Thursday, December 10, 2015

classical mechanics - Is there an analog to the Runge-Lenz vector for a 3D spherically symmetric harmonic potential?


The Runge-Lenz vector is an "extra" conserved quantity for Keplerian $\frac{1}{r}$ potentials, which is in addition to the usual energy and angular momentum conservation present in all central force potentials.


I suppose it is not a coincidence that $\frac{1}{r}$ potentials have this extra conserved quantity and are also one of the two central force potentials that have closed orbits. Indeed, one may think of the RL vector as an expression for the orientation and eccentricity of the elliptical orbit, which is conserved iff the orbit closes on itself.

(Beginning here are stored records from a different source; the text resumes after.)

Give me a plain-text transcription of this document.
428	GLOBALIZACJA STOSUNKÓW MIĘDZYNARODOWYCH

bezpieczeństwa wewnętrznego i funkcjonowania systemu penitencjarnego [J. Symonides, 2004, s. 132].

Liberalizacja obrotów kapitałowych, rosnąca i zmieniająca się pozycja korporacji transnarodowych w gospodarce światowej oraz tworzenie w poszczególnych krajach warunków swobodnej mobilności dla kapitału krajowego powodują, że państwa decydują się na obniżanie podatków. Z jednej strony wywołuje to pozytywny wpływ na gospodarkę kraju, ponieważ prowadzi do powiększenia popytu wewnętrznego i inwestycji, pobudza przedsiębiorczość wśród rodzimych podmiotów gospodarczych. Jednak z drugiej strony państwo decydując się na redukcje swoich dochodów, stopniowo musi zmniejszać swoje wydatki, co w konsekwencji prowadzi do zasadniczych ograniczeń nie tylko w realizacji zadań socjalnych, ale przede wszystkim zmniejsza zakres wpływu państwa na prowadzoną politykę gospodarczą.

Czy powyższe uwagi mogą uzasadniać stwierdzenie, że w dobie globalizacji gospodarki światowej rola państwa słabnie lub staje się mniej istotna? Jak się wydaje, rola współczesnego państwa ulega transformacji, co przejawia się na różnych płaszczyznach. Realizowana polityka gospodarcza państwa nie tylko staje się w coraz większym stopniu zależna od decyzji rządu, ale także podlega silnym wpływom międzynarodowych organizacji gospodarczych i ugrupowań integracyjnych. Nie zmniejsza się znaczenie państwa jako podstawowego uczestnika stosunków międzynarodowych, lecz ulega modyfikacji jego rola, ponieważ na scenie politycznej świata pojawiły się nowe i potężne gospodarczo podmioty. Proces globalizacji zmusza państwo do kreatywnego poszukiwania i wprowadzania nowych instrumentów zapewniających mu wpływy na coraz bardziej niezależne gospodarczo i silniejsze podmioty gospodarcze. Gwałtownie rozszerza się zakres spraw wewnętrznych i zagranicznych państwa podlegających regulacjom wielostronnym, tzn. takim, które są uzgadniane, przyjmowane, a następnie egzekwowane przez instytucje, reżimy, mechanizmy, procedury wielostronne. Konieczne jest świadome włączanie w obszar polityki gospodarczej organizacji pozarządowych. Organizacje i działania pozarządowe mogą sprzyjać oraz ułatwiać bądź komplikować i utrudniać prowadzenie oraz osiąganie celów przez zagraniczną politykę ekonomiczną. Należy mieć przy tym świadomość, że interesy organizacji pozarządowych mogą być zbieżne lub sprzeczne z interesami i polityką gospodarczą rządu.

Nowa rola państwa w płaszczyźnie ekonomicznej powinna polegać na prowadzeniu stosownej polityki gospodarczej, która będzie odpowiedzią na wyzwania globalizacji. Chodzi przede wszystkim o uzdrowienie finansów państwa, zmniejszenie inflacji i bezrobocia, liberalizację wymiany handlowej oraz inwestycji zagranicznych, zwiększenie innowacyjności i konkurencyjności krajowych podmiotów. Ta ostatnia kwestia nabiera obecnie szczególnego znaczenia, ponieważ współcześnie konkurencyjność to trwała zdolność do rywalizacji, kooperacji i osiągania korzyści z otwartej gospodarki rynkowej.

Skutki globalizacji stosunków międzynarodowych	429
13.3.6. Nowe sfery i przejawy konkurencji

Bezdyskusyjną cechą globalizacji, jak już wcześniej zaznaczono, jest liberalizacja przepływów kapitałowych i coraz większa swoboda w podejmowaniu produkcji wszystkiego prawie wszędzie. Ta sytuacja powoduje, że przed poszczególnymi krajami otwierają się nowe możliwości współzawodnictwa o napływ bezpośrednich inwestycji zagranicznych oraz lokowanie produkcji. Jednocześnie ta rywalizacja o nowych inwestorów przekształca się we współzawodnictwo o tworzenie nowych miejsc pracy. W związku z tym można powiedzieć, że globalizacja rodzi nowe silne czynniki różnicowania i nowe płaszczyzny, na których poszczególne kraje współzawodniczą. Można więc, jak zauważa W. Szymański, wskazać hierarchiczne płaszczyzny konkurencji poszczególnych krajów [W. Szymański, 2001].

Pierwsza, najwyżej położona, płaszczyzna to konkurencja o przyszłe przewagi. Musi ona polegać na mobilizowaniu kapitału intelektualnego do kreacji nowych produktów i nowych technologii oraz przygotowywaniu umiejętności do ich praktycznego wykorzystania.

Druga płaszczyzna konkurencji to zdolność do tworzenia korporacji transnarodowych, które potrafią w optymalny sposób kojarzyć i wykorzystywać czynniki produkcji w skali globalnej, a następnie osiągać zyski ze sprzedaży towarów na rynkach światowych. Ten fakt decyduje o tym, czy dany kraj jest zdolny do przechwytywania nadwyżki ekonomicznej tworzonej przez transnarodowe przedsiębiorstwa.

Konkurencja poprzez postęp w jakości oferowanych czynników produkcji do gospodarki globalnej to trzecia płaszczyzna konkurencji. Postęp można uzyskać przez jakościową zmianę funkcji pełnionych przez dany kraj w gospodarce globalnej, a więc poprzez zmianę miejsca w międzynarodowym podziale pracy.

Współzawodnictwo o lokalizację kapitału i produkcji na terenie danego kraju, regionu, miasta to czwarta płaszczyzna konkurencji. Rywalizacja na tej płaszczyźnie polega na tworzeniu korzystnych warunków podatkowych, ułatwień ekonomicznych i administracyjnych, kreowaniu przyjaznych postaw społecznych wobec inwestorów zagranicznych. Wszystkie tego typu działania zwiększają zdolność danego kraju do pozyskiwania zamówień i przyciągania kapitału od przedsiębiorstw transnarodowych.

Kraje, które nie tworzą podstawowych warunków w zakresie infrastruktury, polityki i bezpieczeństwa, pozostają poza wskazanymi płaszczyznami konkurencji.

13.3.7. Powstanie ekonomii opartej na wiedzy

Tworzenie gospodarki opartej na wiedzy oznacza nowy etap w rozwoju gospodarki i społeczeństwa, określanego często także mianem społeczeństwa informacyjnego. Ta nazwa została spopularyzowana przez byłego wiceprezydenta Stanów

This then leads me to think that there must be an analog to the RL vector in an $r^2$ potential, which is the other central force potnetial that has closed orbits. Surely, we can define a vector pointing along the direction of the orbit's major axis, that has magnitude proprtional to the eccentricity, and this will be conserved. Is there any way to write down such a vector in terms of dynamical variables, and thus obtain an $r^2$ analog for the RL vector?



Answer



Yes there is an analog of the Laplace-Runge-Lenz vector, even more so! The N-dimensional harmonic oscillator is one of a handful superintegrable systems where you have a maximal number (2 N - 1) of independent constants of the motion, leading to closed trajectories in classical mechanics, and spectrum degeneracies in QM. It's just that higher dimensional oscillators separate and are trivial to solve, so for a long time people ignored their symmetries. OK, the actual symmetry, even for the classical oscillator, is U(N), so geometrical constructions (Saenz) necessitate complex vectors, but let's not dwell on such.



But, recall, in the case of the LRL vector, most of the conserved charges are dependent, so, in the Coulomb potential case, there are only 5 independent charges, even though the symmetry is SO(4), with 6 generators on top of the Hamiltonian, the 3 angular momenta, L, and the 3 components of the LRL vector, A. Still, that vector obeys two constraints with L and E, so the independent charges are 5: E, L, and only one of the 3 components of A. Thus, the trajectory in the 6D phase space is a line, the intersection of 5 hyper-surfaces. Phew! one more and it would have intersected it on a point in phases space and frozen evolution! We can thus use the entire A, confident that two of its components depend on everybody else.


OK, now, for specificity, and as per your question, let us look at the harmonic oscillator in 3D, so 6D phase space, setting m =1= ω , i.e. absorbing those in our units: $$ H=(p_x^2 + x^2 + p_y^2 + y^2 + p_z^2 + z^2 )/2. $$ The symmetry group of it, amazingly, is SU(3), with 8 charges. Two of them are obvious: Beyond E, they are, let us say, $E_x= (p_x^2 + x^2 )/2$ and $E_y= (p_y^2 + y^2 )/2$, the Cartan subalgebra charges! Of course, $E_z$ is dependent on them, $=E-E_x-E_y$.


We could spend lots of time picking and choosing the rest, but you may convince yourself by taking their PBs with the Hamiltonian above that a rotation around the z-axis, $$ L_z= x p_y-y p_x, $$ and one around the x-axis, $$ L_x= y p_z-z p_y, $$ are conserved; it might take a bit more work to show that the remaining SU(3) generators are, in fact dependent on these 5 listed, but that's what the pioneers did:




  • Jauch & Hill 1940




  • Baker 1956





  • AW Saenz 1949 , On Integrals of Motion of the Runge Type in Classical and Quantum Mechanics, the University of Michigan PhD thesis.




Finally, an indulgence, Curtright & Zachos 2003; online: The charges are organized to trivially demonstrate that this, like all maximally superintegrable systems, is most elegantly expressible in terms of Nambu Brackets, instead of PBs, after a natural reductio ad dimidium -- but it could be argued this is icing on the cake. On the other hand, that is what you are essentially asking for. Separable oscillators are manifestly solved by inspection, and do not need high-powered methods. On the contrary, they may serve to illustrate and streamline such. This they do.


Edit on QM: Quantum mechanically, the SU(3) structure is more recognizable. Using the creation operator triplets $a^\dagger_i$ in the Jordan-Schwinger map, the above 5 invariant charges amount to saturated Gell-Mann matrix bilinears: $a^\dagger \!\!\cdot a; ~ a^\dagger \lambda_3 a; ~a^\dagger \lambda_8 a; ~a^\dagger \lambda_2 a; ~ a^\dagger \lambda_7 a$.